So Many Asian MMORPGs So Few Western Ones
The free to play MMORPG space seems to be crowded with Chinese MMORPGs and Korean MMORPGs. There are easily 200+ free to play MMOs available, but only a handful of them can be considered ‘Western’. This gap exists because micro-transaction based games have always been big in Asia, while ‘premium’ or ‘subscription’ based games have been big here in the West. This divide has existed because of the disparity of income between the East and West. Game developers in Asia needed to make money, but couldn’t charge upfront for their games or even require a subscription as people were generally poorer. In the West though, that wasn’t a problem. That was in the past though, today – the East has enjoyed rapid economic growth, but it seems like the free to play business model has stuck.
Grand Fantasia Gameplay – A Typical Korean MMORPG
Games like MapleStory, Ragnarok Online and Dragon Oath are now popular both in the East and the West. There’s no doubt that Asian game developers make up a big chunk of the entire micro-transaction market, but are there some Western games out there? Well, yes. Electronic Arts just began entering the space last year with the release of Battlefield Heroes and BattleForge – both extremely ‘high quality’ free to play Micro-transaction supported titles. Earlier in 2010 they also released Lord of Ultima – a browser based strategy MMO that aims to compete with Evony and Jagex’s War of Legends. So it seems like more and more Western developers are entering the space, but they’re still a minority in this growing market. Even Sony released their own free to play game last year – Free Realms. Since released the game has enjoyed some success, as it has over 5 million players worldwide now.

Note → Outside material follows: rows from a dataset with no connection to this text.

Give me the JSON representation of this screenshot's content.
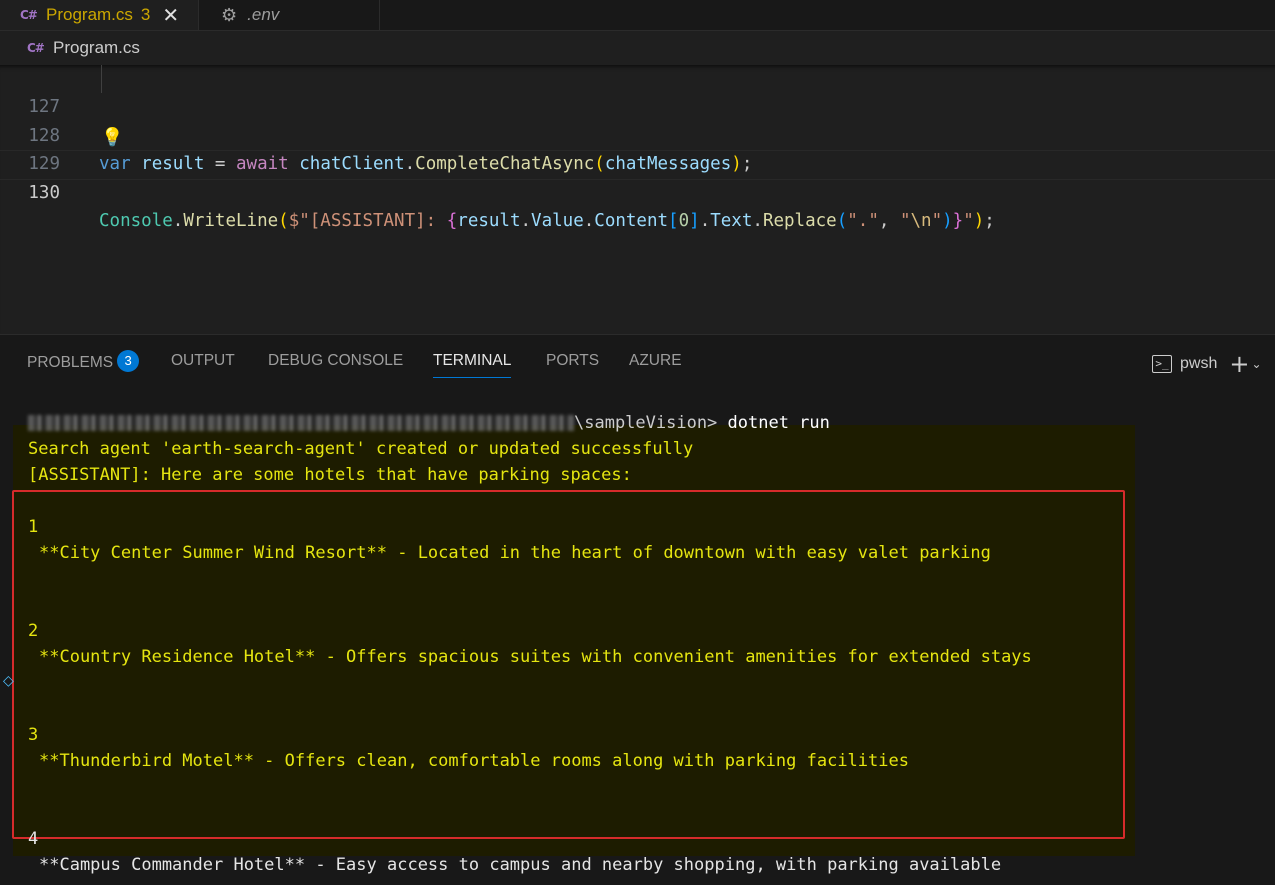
{
  "tabs": [
    {
      "icon": "csharp-icon",
      "label": "Program.cs",
      "badge": "3",
      "close": "✕"
    },
    {
      "icon": "gear-icon",
      "label": ".env"
    }
  ],
  "breadcrumb": {
    "label": "Program.cs"
  },
  "editor": {
    "lines": [
      {
        "number": "127"
      },
      {
        "number": "128"
      },
      {
        "number": "129"
      },
      {
        "number": "130"
      }
    ]
  },
  "panel": {
    "tabs": {
      "problems": "PROBLEMS",
      "problems_count": "3",
      "output": "OUTPUT",
      "debug_console": "DEBUG CONSOLE",
      "terminal": "TERMINAL",
      "ports": "PORTS",
      "azure": "AZURE"
    },
    "shell": "pwsh"
  },
  "terminal": {
    "prompt_suffix": "\\sampleVision> ",
    "command": "dotnet run",
    "lines": [
      "Search agent 'earth-search-agent' created or updated successfully",
      "[ASSISTANT]: Here are some hotels that have parking spaces:",
      "1",
      "**City Center Summer Wind Resort** - Located in the heart of downtown with easy valet parking",
      "2",
      "**Country Residence Hotel** - Offers spacious suites with convenient amenities for extended stays",
      "3",
      "**Thunderbird Motel** - Offers clean, comfortable rooms along with parking facilities",
      "4",
      "**Campus Commander Hotel** - Easy access to campus and nearby shopping, with parking available"
    ]
  },
  "colors": {
    "accent": "#0078d4",
    "terminal_yellow": "#e5e510",
    "highlight_border": "#d62b2b",
    "modified_tab": "#cca700"
  }
}
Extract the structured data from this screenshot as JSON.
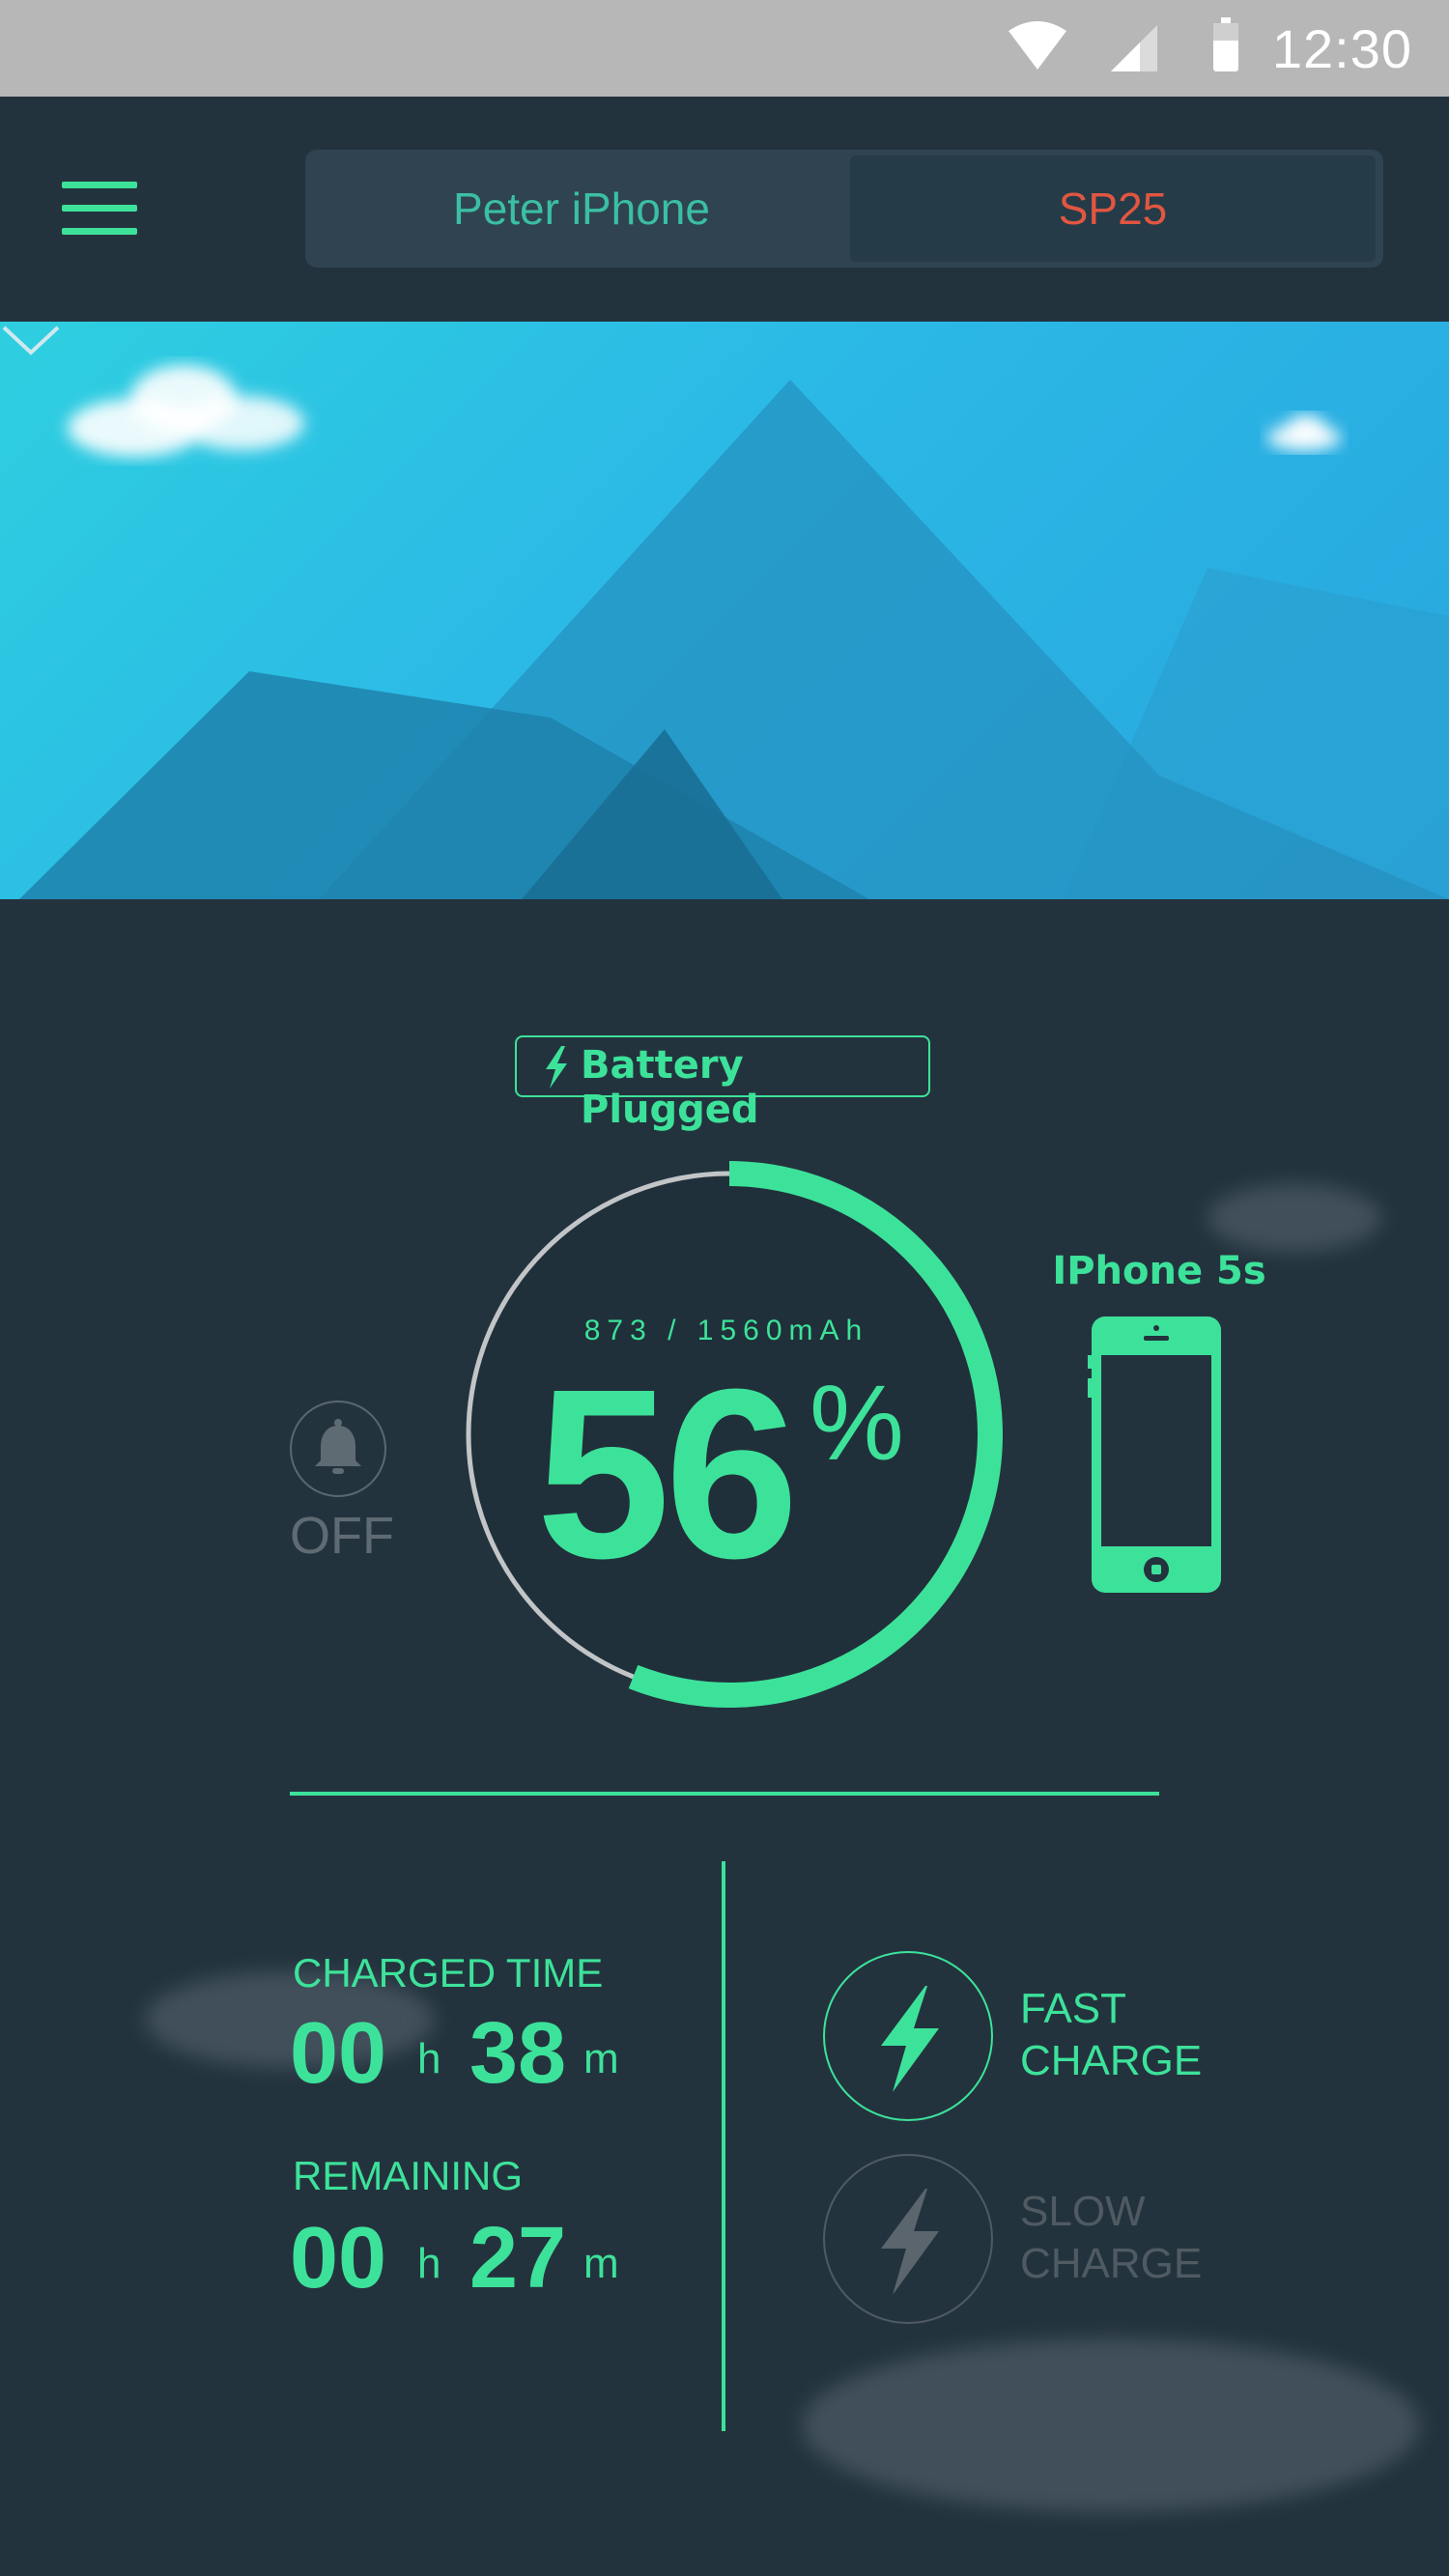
{
  "status_bar": {
    "time": "12:30",
    "icons": [
      "wifi-icon",
      "signal-icon",
      "battery-icon"
    ]
  },
  "header": {
    "menu_icon": "hamburger-icon",
    "tabs": [
      {
        "label": "Peter iPhone"
      },
      {
        "label": "SP25"
      }
    ],
    "active_tab": 1
  },
  "hero": {
    "expand_icon": "chevron-down-icon"
  },
  "battery": {
    "status_label": "Battery Plugged",
    "capacity_text": "873 / 1560mAh",
    "percent": "56",
    "percent_sign": "%",
    "level": 0.56
  },
  "alarm": {
    "icon": "bell-icon",
    "state": "OFF"
  },
  "device": {
    "name": "IPhone 5s",
    "icon": "smartphone-icon"
  },
  "stats": {
    "charged_time": {
      "label": "CHARGED TIME",
      "hours": "00",
      "hours_unit": "h",
      "minutes": "38",
      "minutes_unit": "m"
    },
    "remaining": {
      "label": "REMAINING",
      "hours": "00",
      "hours_unit": "h",
      "minutes": "27",
      "minutes_unit": "m"
    }
  },
  "charge_modes": {
    "fast": {
      "line1": "FAST",
      "line2": "CHARGE",
      "active": true
    },
    "slow": {
      "line1": "SLOW",
      "line2": "CHARGE",
      "active": false
    }
  },
  "colors": {
    "accent": "#3de29a",
    "background": "#23333e",
    "inactive": "#4f5a62",
    "alert": "#e15641"
  }
}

Battlefield Heroes – One of EA’s First Free to Play Games
I feel that free to play will become bigger and bigger here in the West, which will force more traditional game developers like Nintendo, Sony, Microsoft and Sega to start embracing the change rather than ignoring it, which is what they’ve been doing for the most part.
What do you guys think? Will Western game developers keep ignoring the growing popularity of free to play? Or will more and more developers jump on the bandwagon?